Another potential explanation for the unexpected lack of difference between groups on recovery outcomes involves the number of treatment sessions attended, which is especially important for outpatient settings. As with most studies investigating treatments for substance use disorders, the number of treatment sessions attended predicts better outcomes for a longer time. Participants in this study randomized to the LETS ACT group attended 4 of the 6 sessions on average, but this varied considerably, with some only attending 1 session. As such, the lack of effect may be due to inadequate dosage of the behavioral activation treatment. Further, it may be that more than 6 sessions or different timing in the delivery of sessions are needed to achieve benefits. For comparison, some studies suggest that a minimum of 14 sessions of cognitive behavioral therapy are needed to see results.

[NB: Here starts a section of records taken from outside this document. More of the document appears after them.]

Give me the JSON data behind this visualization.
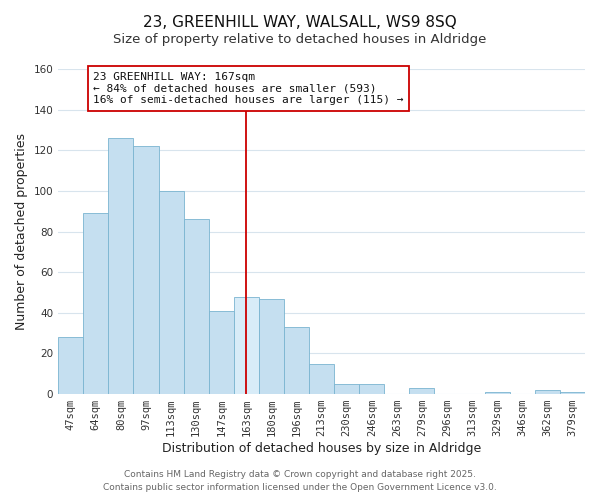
{
  "title": "23, GREENHILL WAY, WALSALL, WS9 8SQ",
  "subtitle": "Size of property relative to detached houses in Aldridge",
  "xlabel": "Distribution of detached houses by size in Aldridge",
  "ylabel": "Number of detached properties",
  "bin_labels": [
    "47sqm",
    "64sqm",
    "80sqm",
    "97sqm",
    "113sqm",
    "130sqm",
    "147sqm",
    "163sqm",
    "180sqm",
    "196sqm",
    "213sqm",
    "230sqm",
    "246sqm",
    "263sqm",
    "279sqm",
    "296sqm",
    "313sqm",
    "329sqm",
    "346sqm",
    "362sqm",
    "379sqm"
  ],
  "bar_heights": [
    28,
    89,
    126,
    122,
    100,
    86,
    41,
    48,
    47,
    33,
    15,
    5,
    5,
    0,
    3,
    0,
    0,
    1,
    0,
    2,
    1
  ],
  "bar_color": "#c5dff0",
  "bar_edge_color": "#7ab4d0",
  "highlight_bin_index": 7,
  "highlight_color": "#d8ecf8",
  "vline_color": "#cc0000",
  "annotation_text": "23 GREENHILL WAY: 167sqm\n← 84% of detached houses are smaller (593)\n16% of semi-detached houses are larger (115) →",
  "annotation_box_color": "#ffffff",
  "annotation_box_edge": "#cc0000",
  "ylim": [
    0,
    160
  ],
  "yticks": [
    0,
    20,
    40,
    60,
    80,
    100,
    120,
    140,
    160
  ],
  "footer1": "Contains HM Land Registry data © Crown copyright and database right 2025.",
  "footer2": "Contains public sector information licensed under the Open Government Licence v3.0.",
  "background_color": "#ffffff",
  "grid_color": "#d8e4ed",
  "title_fontsize": 11,
  "subtitle_fontsize": 9.5,
  "axis_label_fontsize": 9,
  "tick_fontsize": 7.5,
  "annotation_fontsize": 8,
  "footer_fontsize": 6.5
}
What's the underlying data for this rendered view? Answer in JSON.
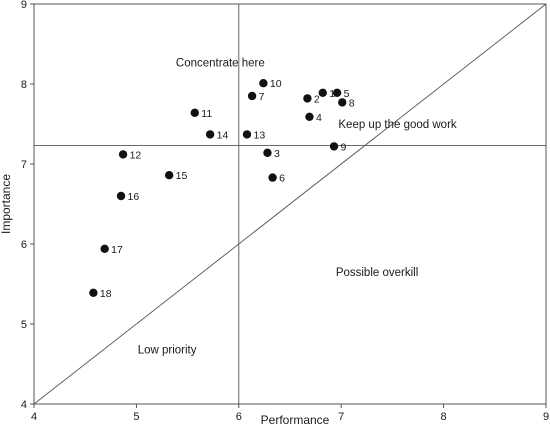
{
  "chart_data": {
    "type": "scatter",
    "xlabel": "Performance",
    "ylabel": "Importance",
    "xlim": [
      4,
      9
    ],
    "ylim": [
      4,
      9
    ],
    "x_ticks": [
      "4",
      "5",
      "6",
      "7",
      "8",
      "9"
    ],
    "y_ticks": [
      "4",
      "5",
      "6",
      "7",
      "8",
      "9"
    ],
    "grid": false,
    "reference_lines": {
      "vertical_x": 6,
      "horizontal_y": 7.23,
      "diagonal": "y = x"
    },
    "annotations": [
      {
        "text": "Concentrate here",
        "x": 5.82,
        "y": 8.22
      },
      {
        "text": "Keep up the good work",
        "x": 7.55,
        "y": 7.45
      },
      {
        "text": "Possible overkill",
        "x": 7.35,
        "y": 5.6
      },
      {
        "text": "Low priority",
        "x": 5.3,
        "y": 4.63
      }
    ],
    "points": [
      {
        "label": "1",
        "x": 6.82,
        "y": 7.89
      },
      {
        "label": "2",
        "x": 6.67,
        "y": 7.82
      },
      {
        "label": "3",
        "x": 6.28,
        "y": 7.14
      },
      {
        "label": "4",
        "x": 6.69,
        "y": 7.59
      },
      {
        "label": "5",
        "x": 6.96,
        "y": 7.89
      },
      {
        "label": "6",
        "x": 6.33,
        "y": 6.83
      },
      {
        "label": "7",
        "x": 6.13,
        "y": 7.85
      },
      {
        "label": "8",
        "x": 7.01,
        "y": 7.77
      },
      {
        "label": "9",
        "x": 6.93,
        "y": 7.22
      },
      {
        "label": "10",
        "x": 6.24,
        "y": 8.01
      },
      {
        "label": "11",
        "x": 5.57,
        "y": 7.64
      },
      {
        "label": "12",
        "x": 4.87,
        "y": 7.12
      },
      {
        "label": "13",
        "x": 6.08,
        "y": 7.37
      },
      {
        "label": "14",
        "x": 5.72,
        "y": 7.37
      },
      {
        "label": "15",
        "x": 5.32,
        "y": 6.86
      },
      {
        "label": "16",
        "x": 4.85,
        "y": 6.6
      },
      {
        "label": "17",
        "x": 4.69,
        "y": 5.94
      },
      {
        "label": "18",
        "x": 4.58,
        "y": 5.39
      }
    ]
  }
}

Participants in the study were also mostly men. It is unclear if the results will generalize to women.
Researchers in the study did not consider differences between specific substances that participants met criteria for their substance use disorders. It is possible that behavioral activation treatments may be more or less effective for one substance versus another.
There was a usually large average amount of abstinent days reported prior to entering the study and being randomized to the studied treatments, suggesting that there may have been only marginal room for improvements in substance use days and problems on the whole. This may have potentially diminished the chances of detecting meaningful differential treatment effects, especially when coupled with the fact that everyone received an already strong and intensive outpatient treatment (Matrix Model).
BOTTOM LINE
This study that compared the effects of adding behavioral activation treatment with and without a smartphone app to an intensive outpatient program showed that there were no meaningful differences between the 3 groups in the number of substance use days and substance use-related problems at 12 months following treatment, but there were decreases in problems overall and some short-term differences. This suggests that adding a behavioral activation treatment program, with or without a smartphone app, to comprehensive, empirically-supported intensive outpatient treatment program, may not improve recovery outcomes long-term.
For individuals and families seeking recovery: Results from this study suggest that behavioral activation treatment is no better than the treatment as usual outpatient treatment program in promoting improved recovery outcomes long-term, but there were decreases in substance use-related problems overall. Accordingly, individuals seeking recovery may be likely to benefit regardless of which treatment program they choose. In the short-term, however, results show that behavioral activation may be helpful for some individuals, suggesting that increasing substance-free rewarding experiences can be helpful early in substance use treatment.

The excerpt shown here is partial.